WASHINGTON (Reuters) - Lockheed Martin Corp on Monday said it has delivered the next version of the computer-based logistics system used to support the F-35 fighter jet to the U.S. military for flight testing.
That paves the way for the system’s deployment in the first quarter of 2015 to nine military bases in the United States where F-35 Lightning II training and testing is taking place.
Lockheed’s Autonomic Logistics Information System (ALIS) enables daily operations of the F-35 fleet, ranging from mission planning and flight scheduling to repairs and scheduled maintenance, as well as the tracking and ordering of parts.
The F-35 program has faced challenges in the past but is now making progress, according to U.S. officials.
Mary Ann Horter, a vice president with Lockheed’s mission systems and training division which runs the ALIS program, said the company had met its deadline to deliver the next version of the ALIS system by Sept. 1.
She said the new software, called ALIS 2.0, and a portable memory device to be delivered by the end of the month will allow faster downloads of fault codes and other information from the jets, which will shorten the time required between F-35 flights.
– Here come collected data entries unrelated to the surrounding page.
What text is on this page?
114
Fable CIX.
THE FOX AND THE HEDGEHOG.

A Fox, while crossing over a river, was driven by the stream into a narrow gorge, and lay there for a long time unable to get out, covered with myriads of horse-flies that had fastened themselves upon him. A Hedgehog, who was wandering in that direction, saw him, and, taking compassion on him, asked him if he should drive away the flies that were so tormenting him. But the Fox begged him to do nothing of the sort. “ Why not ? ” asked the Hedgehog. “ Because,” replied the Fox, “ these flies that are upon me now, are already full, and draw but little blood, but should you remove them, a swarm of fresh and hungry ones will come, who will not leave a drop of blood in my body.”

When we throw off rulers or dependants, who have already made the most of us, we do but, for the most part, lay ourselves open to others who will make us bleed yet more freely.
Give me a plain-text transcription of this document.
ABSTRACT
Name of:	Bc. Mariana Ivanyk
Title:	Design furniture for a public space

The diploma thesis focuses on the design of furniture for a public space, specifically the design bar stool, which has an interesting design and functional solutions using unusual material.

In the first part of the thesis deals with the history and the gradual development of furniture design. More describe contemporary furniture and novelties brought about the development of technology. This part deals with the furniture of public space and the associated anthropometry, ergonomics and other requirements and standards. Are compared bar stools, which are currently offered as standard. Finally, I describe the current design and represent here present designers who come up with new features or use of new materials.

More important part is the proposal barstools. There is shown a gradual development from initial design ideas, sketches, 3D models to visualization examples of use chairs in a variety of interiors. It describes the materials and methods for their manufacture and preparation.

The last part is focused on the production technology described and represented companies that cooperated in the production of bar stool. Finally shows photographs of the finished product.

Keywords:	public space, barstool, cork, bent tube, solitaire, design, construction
Horter said it will now take 15 minutes to download the data from each F-35 after it returns from a flight, three times faster than the previous version of ALIS.
“ALIS development is on track and on schedule,” Horter told Reuters at the annual conference of the Air Force Association outside Washington.
ALIS 2.0 will also give each country flying the radar-evading F-35 more advanced reporting features to manage their fleets and analyze data from the aircraft, Horter said.
Joe DellaVedova, spokesman for the Pentagon F-35 program office, said the new version of ALIS was now in flight testing.
Flight testing of the new ALIS software is taking place at Edwards Air Force Base in California, and Naval Air Station Patuxent River in Maryland, Horter said.
Air Force Lieutenant General Christopher Bogdan, the Pentagon’s F-35 program chief, said Lockheed was also making progress on a smaller, more portable version of ALIS, the next version to be released after ALIS 2.0.
Horter said Lockheed was on track to certify and test the portable version of ALIS in the first quarter of 2015.
She said Lockheed continued to improve and update The ALIS system, taking into account input from pilots, mechanics and the officials that coordinate F-35 logistics.